In 1986 and 1987 Dr. Jaron served as President of the Engineering in Medicine and Biology Society. He was a member of the board of The American Institute of Medical and Biological Engineering (AIMBE) and as a member of the Administration Council of The International Federation for Medical and Biological Engineering (IFMBE). In 1997 he became president-elect of IFMBE. He assumed the presidency of the organization in July, 2000 and served in this capacity until 2003. From 2003 to 2006 he served as Vice President of the International Union for Physical and Engineering Sciences in Medicine. In 2008 he was elected to the Executive Board of the International Council for Science (ICSU). Dr. Jaron is a Fellow of the IEEE, the AAAS, the Academy of Surgical Research, and the American Institute of Medical and Biological Engineering. He is a permanent member of the World Academy for Biomedical Technology.

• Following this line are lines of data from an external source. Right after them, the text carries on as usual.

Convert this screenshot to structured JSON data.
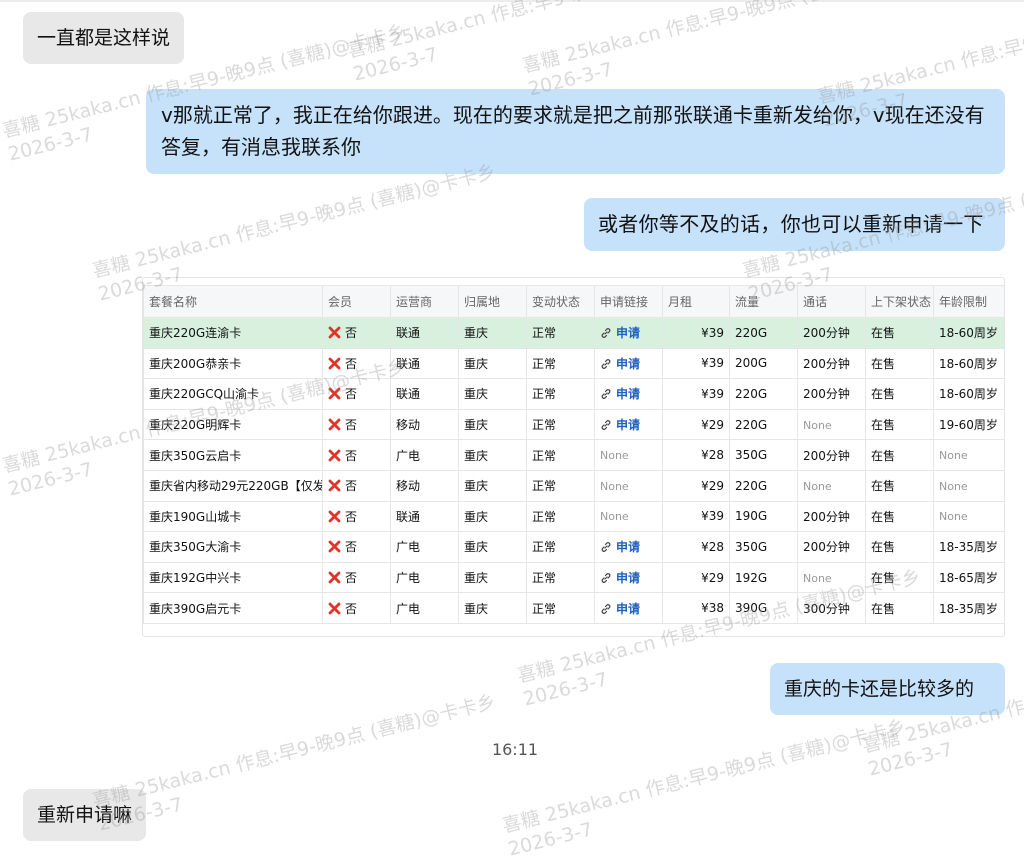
{
  "messages": [
    {
      "side": "left",
      "text": "一直都是这样说"
    },
    {
      "side": "right",
      "text": "v那就正常了，我正在给你跟进。现在的要求就是把之前那张联通卡重新发给你，v现在还没有答复，有消息我联系你"
    },
    {
      "side": "right",
      "text": "或者你等不及的话，你也可以重新申请一下"
    },
    {
      "side": "right",
      "text": "重庆的卡还是比较多的"
    },
    {
      "side": "left",
      "text": "重新申请嘛"
    }
  ],
  "time": "16:11",
  "watermark": {
    "line1": "喜糖 25kaka.cn 作息:早9-晚9点 (喜糖)@卡卡乡",
    "line2": "2026-3-7"
  },
  "table": {
    "headers": [
      "套餐名称",
      "会员",
      "运营商",
      "归属地",
      "变动状态",
      "申请链接",
      "月租",
      "流量",
      "通话",
      "上下架状态",
      "年龄限制"
    ],
    "rows": [
      [
        "重庆220G连渝卡",
        "否",
        "联通",
        "重庆",
        "正常",
        "申请",
        "¥39",
        "220G",
        "200分钟",
        "在售",
        "18-60周岁"
      ],
      [
        "重庆200G恭亲卡",
        "否",
        "联通",
        "重庆",
        "正常",
        "申请",
        "¥39",
        "200G",
        "200分钟",
        "在售",
        "18-60周岁"
      ],
      [
        "重庆220GCQ山渝卡",
        "否",
        "联通",
        "重庆",
        "正常",
        "申请",
        "¥39",
        "220G",
        "200分钟",
        "在售",
        "18-60周岁"
      ],
      [
        "重庆220G明辉卡",
        "否",
        "移动",
        "重庆",
        "正常",
        "申请",
        "¥29",
        "220G",
        "None",
        "在售",
        "19-60周岁"
      ],
      [
        "重庆350G云启卡",
        "否",
        "广电",
        "重庆",
        "正常",
        "None",
        "¥28",
        "350G",
        "200分钟",
        "在售",
        "None"
      ],
      [
        "重庆省内移动29元220GB【仅发",
        "否",
        "移动",
        "重庆",
        "正常",
        "None",
        "¥29",
        "220G",
        "None",
        "在售",
        "None"
      ],
      [
        "重庆190G山城卡",
        "否",
        "联通",
        "重庆",
        "正常",
        "None",
        "¥39",
        "190G",
        "200分钟",
        "在售",
        "None"
      ],
      [
        "重庆350G大渝卡",
        "否",
        "广电",
        "重庆",
        "正常",
        "申请",
        "¥28",
        "350G",
        "200分钟",
        "在售",
        "18-35周岁"
      ],
      [
        "重庆192G中兴卡",
        "否",
        "广电",
        "重庆",
        "正常",
        "申请",
        "¥29",
        "192G",
        "None",
        "在售",
        "18-65周岁"
      ],
      [
        "重庆390G启元卡",
        "否",
        "广电",
        "重庆",
        "正常",
        "申请",
        "¥38",
        "390G",
        "300分钟",
        "在售",
        "18-35周岁"
      ]
    ]
  }
}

Dr. Jaron is a member of the IEEE, the Engineering in Medicine and Biology Society of the IEEE, The ASEE, Tau Beta Pi, Eta Kappa Nu, Sigma Xi, the New York Academy of Sciences, the Biomedical Engineering Society, the American Society for Artificial Internal Organs, the International Society for Artificial Organs, the AAAS, the Aerospace Medical Association, and the Cardiovascular Dynamics Society.